Microsoft AI
Microsoft si è messa alacremente al lavoro sulla propria AI e su Translator, addio barriere linguistiche!

Microsoft è a lavoro da molto tempo sia sul fronte dell’intelligenza artificiale, sia su quello dell’abbattimento delle barriere linguistiche grazie ai traduttori automatici ma in quest’ultimo periodo si stanno cominciando a vedere dei risultati concreti, e sono strabilianti!

 

Tutti quanti siamo spesso utilizzatori di Google Translate, alcuni di noi conoscono già anche Cortana, l’intelligenza artificiale di Microsoft che prende il nome da quella della famosissima saga di videogames Halo, esclusiva Xbox. Probabilmente però la maggior parte di noi potrebbe ritenere che l’impegno di Microsoft in questi due settori finisca qui e sia più che sufficiente. A Redmond fortunatamente non la pensano affatto così.

Nel corso di una conferenza tenutasi a San Francisco in settimana, Microsoft ha annunciato la creazione di una nuova divisione interna che ha preso il nome di AI & Research Group che ha riunito più di 5000 ingegneri che lavoreranno alacremente nel settore dell’intelligenza artificiale tramite l’implementazione dell’AI con un fondo apposito detto Microsoft Venture.

La grande novità di Microsoft in questo senso è Microsoft Translator, applicazione già disponibile in anteprima che è capace di tradurre simultaneamente una conversazione tra più gruppi di persone parlanti lingue differenti. Tutto in tempo reale. 

Tramite nuovissime funzioni riconoscimento vocale e linguistico, Translator è in grado di lavorare come un interprete multitasking. Alla conferenza di San Francisco, la casa di Redmond ha parlato anche la Chatbot Zo, già presentata ad ottobre e che conta ad oggi già più di 100.000 users. Zo è una chatbot in grado di analizzare le informazioni ottenute dai social e dalla rete, comprendendone i contenuti al fine di intavolare delle conversazioni. 

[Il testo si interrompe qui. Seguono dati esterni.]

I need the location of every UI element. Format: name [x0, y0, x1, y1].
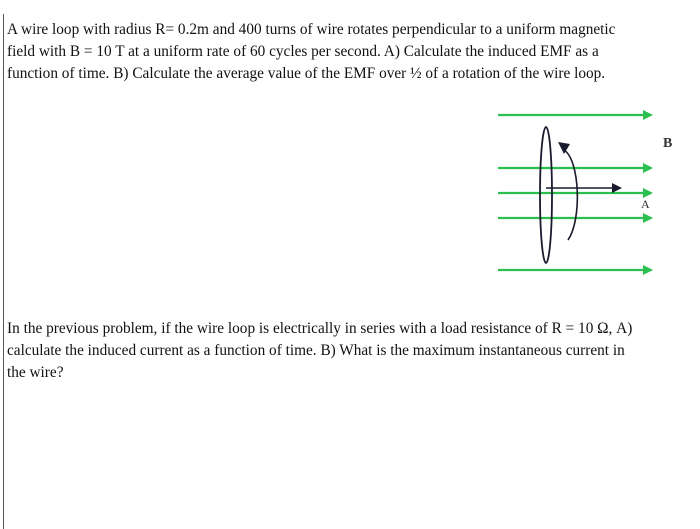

Zo ha già battuto alcuni record, ha intavolato più di 100.000 conversazioni con utenti statunitensi e almeno 5000 di loro ci hanno parlato per più di mezz’ora, inoltre, Zo ha ottenuto il primato per la conversazione continua con un chatbot, quasi 10 ore di seguito. Per interagire con il bot basterà andare su Kik e parlarci come se fosse un amico di vecchia data e Microsoft ha assicurato inoltre che il bot sarà accessibile in futuro su altri canali come Facebook e Skype.

Le novità però non finiscono qui, un altro annuncio a San Francisco riguardava Cortana, precisamente il suo Skill Kit, che permetterà agli sviluppatori di integrare nell’AI di Microsoft i propri servizi in modo tale che gli utenti possano usare i servizi di aziende terze in modo semplice e intuitivo chiedendo a Cortana.

In arrivo inoltre anche Cortana Devices SDK per gli OEM e gli ODM che renderanno Cortana preinstallabile su una moltotudine di devices.

 

 

Last but not least da Redmond arrivano anche notizie sulle nuove features del Bot Framework, tool che permetterà ai developers sia di grandi società che di piccole aziende di creare il proprio bot con tecnologia Microsoft. Infine, da segnalare, ci sono anche delle novità per i bot di Skype. Tramite gli Skype calling API, ora il famoso client di videochat offre la possibilità di interagire anche tramite comando vocali. Microsoft ha annunciato nuovi strumenti in Bot Framework atti ad implementare nei bot persino video, GIF animate e audio.